Western drought hurts hydropower production, California among the hardest hit states

Energize Weekly, July 14, 2021

The drought conditions smothering the West are crippling hydropower production with hydro-generation’s share of energy production forecast to be 6.5 percent this year – the lowest it has been since 2015, according to the U.S. Energy Information Administration (EIA).

In 2022, western hydropower’s share of total generation is expected to rise to 6.8 percent, but that it still below 2020’s 7.5 percent share.

California is among the hardest hit states, with 100 percent of the state in some drought condition and a third of the state in “exceptional drought,” the worst category.

In the first three months of 2021 hydroelectric generation in California was down 37 percent compared to the first three months of 2020 and 71 percent less the same period in 2019.

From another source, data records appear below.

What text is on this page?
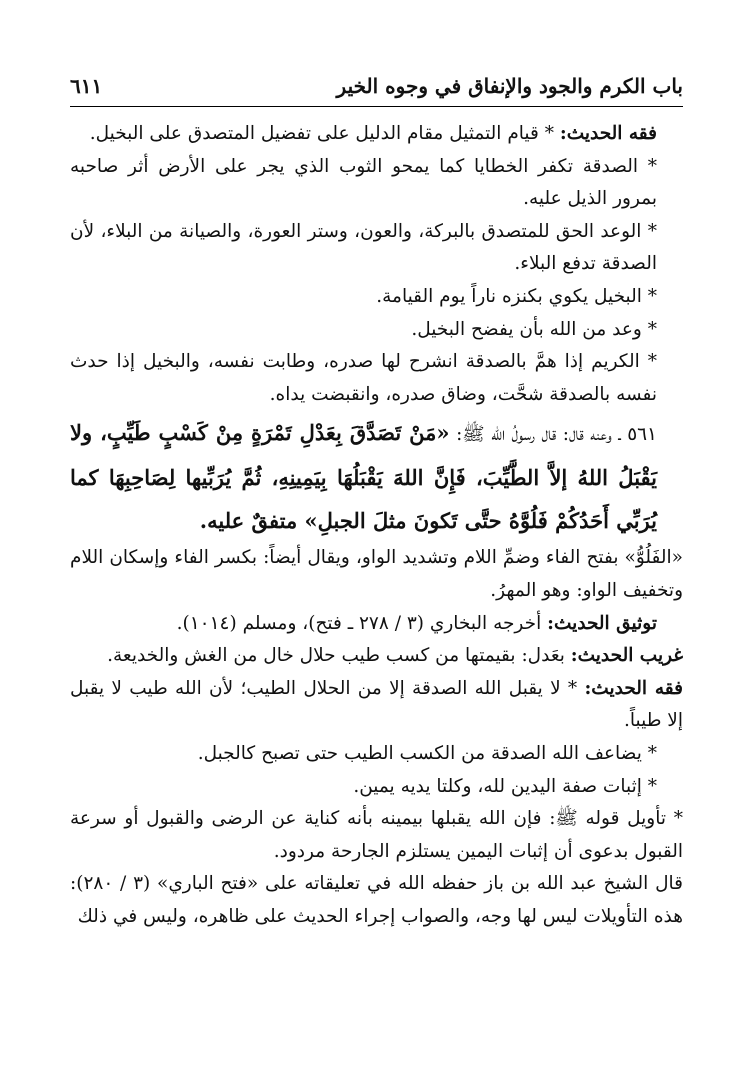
باب الكرم والجود والإنفاق في وجوه الخير
٦١١

فقه الحديث: * قيام التمثيل مقام الدليل على تفضيل المتصدق على البخيل.

* الصدقة تكفر الخطايا كما يمحو الثوب الذي يجر على الأرض أثر صاحبه بمرور الذيل عليه.

* الوعد الحق للمتصدق بالبركة، والعون، وستر العورة، والصيانة من البلاء، لأن الصدقة تدفع البلاء.

* البخيل يكوي بكنزه ناراً يوم القيامة.

* وعد من الله بأن يفضح البخيل.

* الكريم إذا همَّ بالصدقة انشرح لها صدره، وطابت نفسه، والبخيل إذا حدث نفسه بالصدقة شحَّت، وضاق صدره، وانقبضت يداه.

٥٦١ ـ وعنه قال: قال رسولُ الله ﷺ: «مَنْ تَصَدَّقَ بِعَدْلِ تَمْرَةٍ مِنْ كَسْبٍ طَيِّبٍ، ولا يَقْبَلُ اللهُ إلاَّ الطَّيِّبَ، فَإِنَّ اللهَ يَقْبَلُهَا بِيَمِينِهِ، ثُمَّ يُرَبِّيها لِصَاحِبِهَا كما يُرَبِّي أَحَدُكُمْ فَلُوَّهُ حتَّى تَكونَ مثلَ الجبلِ» متفقٌ عليه.

«الفَلُوُّ» بفتح الفاء وضمِّ اللام وتشديد الواو، ويقال أيضاً: بكسر الفاء وإسكان اللام وتخفيف الواو: وهو المهرُ.

توثيق الحديث: أخرجه البخاري (٣ / ٢٧٨ ـ فتح)، ومسلم (١٠١٤).

غريب الحديث: بعَدل: بقيمتها من كسب طيب حلال خال من الغش والخديعة.

فقه الحديث: * لا يقبل الله الصدقة إلا من الحلال الطيب؛ لأن الله طيب لا يقبل إلا طيباً.

* يضاعف الله الصدقة من الكسب الطيب حتى تصبح كالجبل.

* إثبات صفة اليدين لله، وكلتا يديه يمين.

* تأويل قوله ﷺ: فإن الله يقبلها بيمينه بأنه كناية عن الرضى والقبول أو سرعة القبول بدعوى أن إثبات اليمين يستلزم الجارحة مردود.

قال الشيخ عبد الله بن باز حفظه الله في تعليقاته على «فتح الباري» (٣ / ٢٨٠): هذه التأويلات ليس لها وجه، والصواب إجراء الحديث على ظاهره، وليس في ذلك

Driving the drought are below normal rain and snow, leading to less snowpack, along with drier soils and higher-than-normal temperatures.

“These factors lower the water supply available in the summer months.” EIA said. “Mountain snowpack serves as a natural reservoir, providing water throughout the spring and summer as it melts. However, the California snowpack was well below normal this year, and most of it melted quickly because of higher spring temperatures. Measurable snow was present at only 3 of 131 monitoring stations on June 1.”

Snow melt didn’t even reach reservoirs as it was absorbed by dry soils and streams.

The drought conditions are impacting water levels in California reservoirs and the output from hydropower plants. The state’s two largest reservoirs – Lake Shasta and Lake Oroville – are nearing historic lows. Lake Shasta only reaching 48 percent of capacity and Lake Oroville being only 40 percent full.

Lake Shasta is forecast to drop to 37 percent of capacity this summer and Lake Oroville to reach 31 percent of capacity.

As Lake Orrville’s water levels fall, it will likely force the Edward Hyatt power plant to close for the first time since it opened in 1967, EIA said.

California also saw hydropower output drop during the last drought, between 2012 to 2016, which included the state’s first-ever mandatory water restrictions in 2015. As water resource conditions improved after 2016, hydropower rebounded.

EIA’s Short-Term Energy Outlook is forecasting that overall hydroelectric generation will be 19 percent less this year than in 2020, decreasing to 13.6 megawatt-hours (MWh) from 16.8 MWh in 2020.

There are big problems in reservoirs across the West that could jeopardize hydroelectric output. The nation’s biggest reservoir Lake Mead, near Las Vegas, is at is lowest level since the Hoover Dam was built in the 1930s, creating the lake.

Lake Mead is at 35 percent of its total capacity and federal managers have trimmed the Hoover Dam hydroelectric output by 23 percent.

On average the dam has provides about four billion kilowatt-hours of electricity each year for use in Nevada, Arizona and California.

Lake Powell, which is upstream and feeds Lake Mead, is at 43 percent of capacity and is projected to reach its lowest level since it was created in 1964 as flows into the lake will be at near-record low levels.

“‘Unregulated inflows’ into Lake Powell show that 2021 will be the 2nd worst year after only 2002 going back to 1964,” Brad Udall, senior water and climate research scientist at Colorado State University, said on twitter. “This is a really grim year for runoff.”

Hydroelectric production from the Glen Canyon Dam, built to create Lake Powell, could also be impaired. The Glen Canyon powerplant generates an average of five billion kilowatt-hours a year distributed by the Western Area Power Administration to utilities in Wyoming, Colorado, Utah, New Mexico, Arizona, Nevada and Nebraska.